The question is - what interface should hci_ll.c use to tell the uart
driver when to enter and exit low power modes?

Right now we call new functions in our uart driver directly from
hci_ll.c. We know this not going to get accepted upstream, because we
have bypassed the tty and serial_core layers. We are looking for a
better designed solution, which I expect would have to pass through
these layers and use an existing uart_ops (serial_core.h).

A requirements for this interface are that it cannot sleep (hci_ll.c
needs to make these clock requests while holding a spinlock). This
eliminates many uart_ops including .ioctl (uart_ioctl() grabs a
mutex).

.pm is no good because it gets called during suspend() and resume().
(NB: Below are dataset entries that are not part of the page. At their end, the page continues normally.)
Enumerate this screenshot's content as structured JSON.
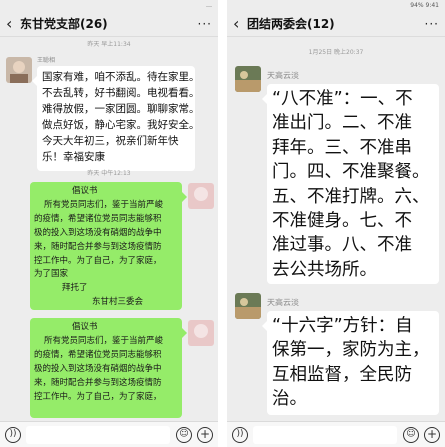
{
  "left": {
    "status": "…",
    "title": "东甘党支部(26)",
    "time1": "昨天 早上11:34",
    "sender1": "王聪相",
    "msg1_lines": [
      "国家有难，咱不添乱。待在家里。",
      "不去乱转，好书翻阅。电视看看。",
      "难得放假，一家团圆。聊聊家常。",
      "做点好饭，静心宅家。我好安全。",
      "今天大年初三，祝亲们新年快",
      "乐！幸福安康"
    ],
    "time2": "昨天 中午12:13",
    "msg2_lines": [
      "倡议书",
      "所有党员同志们，鉴于当前严峻",
      "的疫情，希望诸位党员同志能够积",
      "极的投入到这场没有硝烟的战争中",
      "来，随时配合并参与到这场疫情防",
      "控工作中。为了自己，为了家庭，",
      "为了国家",
      "拜托了",
      "东甘村三委会"
    ],
    "msg3_lines": [
      "倡议书",
      "所有党员同志们，鉴于当前严峻",
      "的疫情，希望诸位党员同志能够积",
      "极的投入到这场没有硝烟的战争中",
      "来，随时配合并参与到这场疫情防",
      "控工作中。为了自己，为了家庭，"
    ]
  },
  "right": {
    "status": "94% 9:41",
    "title": "团结两委会(12)",
    "time1": "1月25日 晚上20:37",
    "sender1": "天高云淡",
    "msg1_lines": [
      "“八不准”：一、不",
      "准出门。二、不准",
      "拜年。三、不准串",
      "门。四、不准聚餐。",
      "五、不准打牌。六、",
      "不准健身。七、不",
      "准过事。八、不准",
      "去公共场所。"
    ],
    "sender2": "天高云淡",
    "msg2_lines": [
      "“十六字”方针：自",
      "保第一，家防为主，",
      "互相监督，全民防",
      "治。"
    ]
  },
  "icons": {
    "back": "chevron-left-icon",
    "more": "more-dots-icon",
    "voice": "voice-icon",
    "emoji": "emoji-icon",
    "add": "add-icon"
  },
  "colors": {
    "chat_bg": "#ededed",
    "green_bubble": "#95ec69",
    "white_bubble": "#ffffff"
  }
}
>From our investigation, the only really promising option amongst the
existing set of uart_ops seems to be to use .set_termios with a baud
rate of zero. It seems API compliant for the uart driver to then
clk_disable().

clk_enable() could be triggered by hci_ll.c by restoring the old baud
rate. Unfortunately this means hci_ll would need to track the old baud
rate. Also, wakeup can occur via RX traffic on the bluetooth chip in
which case the uart driver needs to trigger the clk_enable(). It would
have to restore the baud rate itself, which may not be API friendly.
It also leaves the question of what happens if userspace changes the
baud rate while the uart is clocked off.

So this approach has its issues, but is the only workable solution we
have right now that uses an existing uart operation.

Any thoughts on this approach? Any other ideas?